Cattiva alimentazione,il 50% degli italiani è sovrappeso

Cattiva alimentazione,il 50% degli italiani è sovrappeso

sovrappeso

Quasi un italiano su due è obeso o comunque sovrappeso. E’ questo il dato allarmante emerso durante il quinto convegno annuale su “Alimentazione e salute” tenutosi oggi a Roma, organizzato da Somedia e la Repubblica.
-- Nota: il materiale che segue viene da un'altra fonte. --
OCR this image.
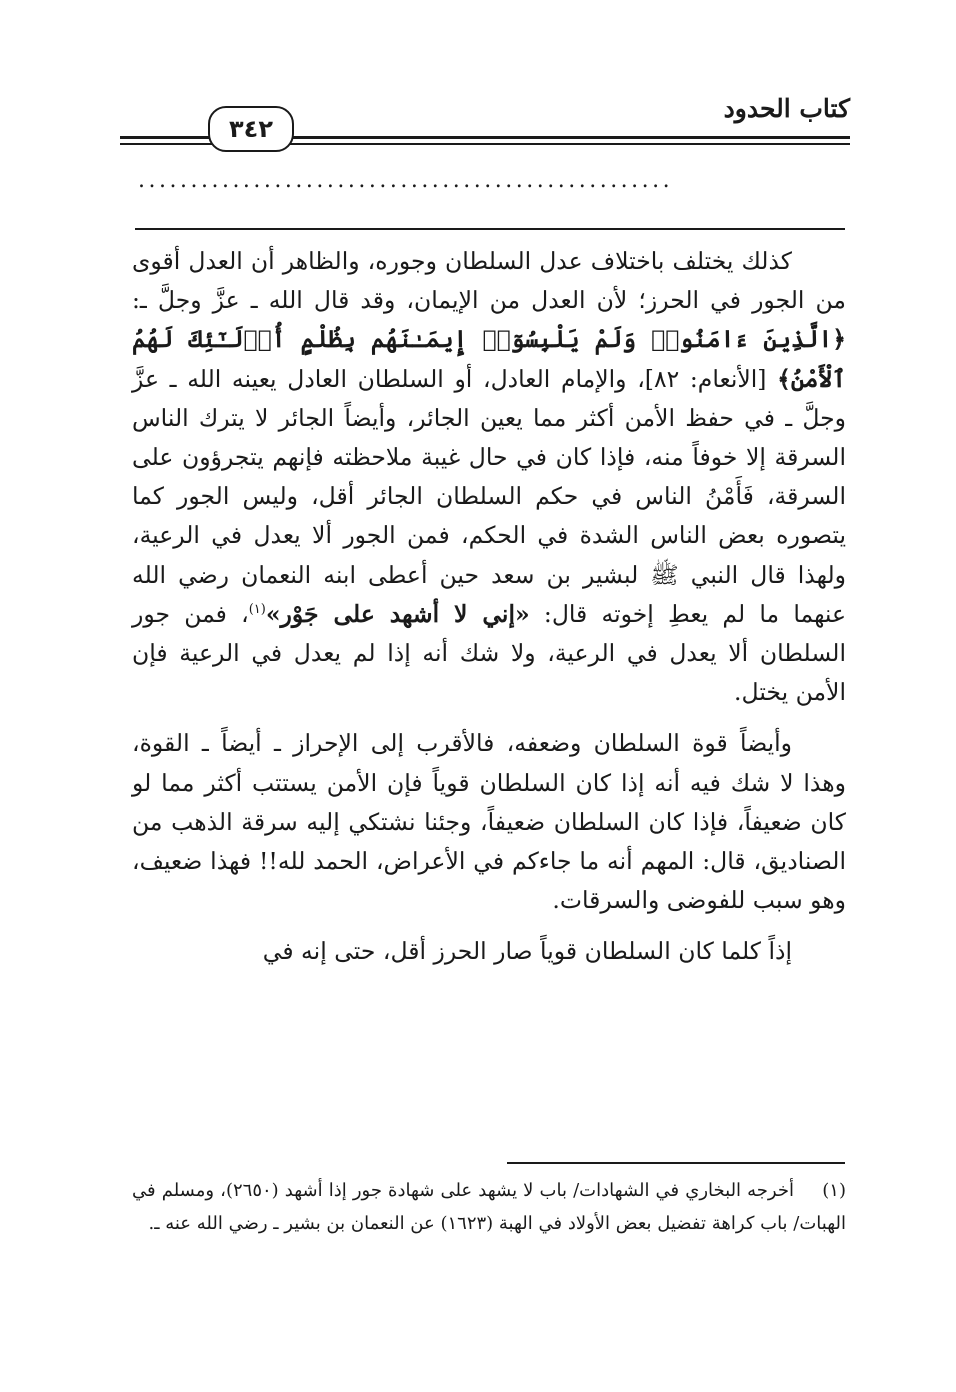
كتاب الحدود
٣٤٢
...................................................

كذلك يختلف باختلاف عدل السلطان وجوره، والظاهر أن العدل أقوى من الجور في الحرز؛ لأن العدل من الإيمان، وقد قال الله ـ عزَّ وجلَّ ـ: ﴿الَّذِينَ ءَامَنُوا۟ وَلَمْ يَلْبِسُوٓا۟ إِيمَـٰنَهُم بِظُلْمٍ أُو۟لَـٰٓئِكَ لَهُمُ ٱلْأَمْنُ﴾ [الأنعام: ٨٢]، والإمام العادل، أو السلطان العادل يعينه الله ـ عزَّ وجلَّ ـ في حفظ الأمن أكثر مما يعين الجائر، وأيضاً الجائر لا يترك الناس السرقة إلا خوفاً منه، فإذا كان في حال غيبة ملاحظته فإنهم يتجرؤون على السرقة، فَأَمْنُ الناس في حكم السلطان الجائر أقل، وليس الجور كما يتصوره بعض الناس الشدة في الحكم، فمن الجور ألا يعدل في الرعية، ولهذا قال النبي ﷺ لبشير بن سعد حين أعطى ابنه النعمان رضي الله عنهما ما لم يعطِ إخوته قال: «إني لا أشهد على جَوْر»$^{(١)}$، فمن جور السلطان ألا يعدل في الرعية، ولا شك أنه إذا لم يعدل في الرعية فإن الأمن يختل.

وأيضاً قوة السلطان وضعفه، فالأقرب إلى الإحراز ـ أيضاً ـ القوة، وهذا لا شك فيه أنه إذا كان السلطان قوياً فإن الأمن يستتب أكثر مما لو كان ضعيفاً، فإذا كان السلطان ضعيفاً، وجئنا نشتكي إليه سرقة الذهب من الصناديق، قال: المهم أنه ما جاءكم في الأعراض، الحمد لله!! فهذا ضعيف، وهو سبب للفوضى والسرقات.

إذاً كلما كان السلطان قوياً صار الحرز أقل، حتى إنه في

(١)أخرجه البخاري في الشهادات/ باب لا يشهد على شهادة جور إذا أشهد (٢٦٥٠)، ومسلم في الهبات/ باب كراهة تفضيل بعض الأولاد في الهبة (١٦٢٣) عن النعمان بن بشير ـ رضي الله عنه ـ.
Professionisti come medici, ricercatori, nutrizionisti, psicologi e dietologi hanno analizzato le nuove abitudini alimentari degli italiani con riferimento alla qualità dei cibi in circolazione, considerando che una dieta corretta previene alcune malattie e ne cura altre e invece un accumulo di grasso è responsabile di molte patologie. Tuttavia, nonostante i notevoli rischi del cibo insano, l’invidiata dieta mediterranea “salvacuore”, sta lasciando il passo a stili di alimentazione globalizzati e pessimi.Secondo gli esperti, la lotta alle malattie da sovrappeso non si combatte con la semplice dieta, ma servono schemi nutrizionali corretti, che partano dalla prevenzione. Per un cambiamento culturale che elimini le scorrette abitudini si parte dalle scuole, dove si colloca il progetto “Il frantoio delle storie”: fiabe e racconti  per insegnare ai bambini “l’abc” del mangiar sano.Riflette Giuseppe Fatati, presidente dell’Associazione italiana dietetica e nutrizione clinica (Adi): “Se dopo campagne martellanti sull’importanza del controllo del proprio peso, il tasso di obesità in Italia sale, significa che più di qualcosa non ha funzionato nella comunicazione a livello di sistema. La ricetta è forse quella di rendere più organici e coerenti i contenuti, promuovendo tra aziende e autorità pubbliche un maggior coordinamento”.Il recupero della dieta mediterranea è sostenuto da Barilla Center for Food & Nutrition e dal suo responsabile per le relazioni esterne Roberto Ciati, secondo cui “adottare il modello mediterraneo significa promuovere la salute delle persone, utilizzare proficuamente le risorse disponibili e contribuire ad un modello di sviluppo economico maggiormente sostenibile”. Ma accanto alla tradizione nazionale, l’esperto promuove anche il made in Japan: i modelli alimentari mediterraneo e giapponese sono i più coerenti con le linee guida sull’alimentazione. Tuttavia, puntualizza Sandro Dernini, coordinatore Ciiscam (Centro interuniversitario di studi sulle culture alimentari mediterranee), “la nuova piramide della dieta mediterranea non deve essere letta come una prescrizione medica: è una proposta culturale alimentare, un modello di dieta sostenibile, un’eredità da lasciare alle nostre generazioni”.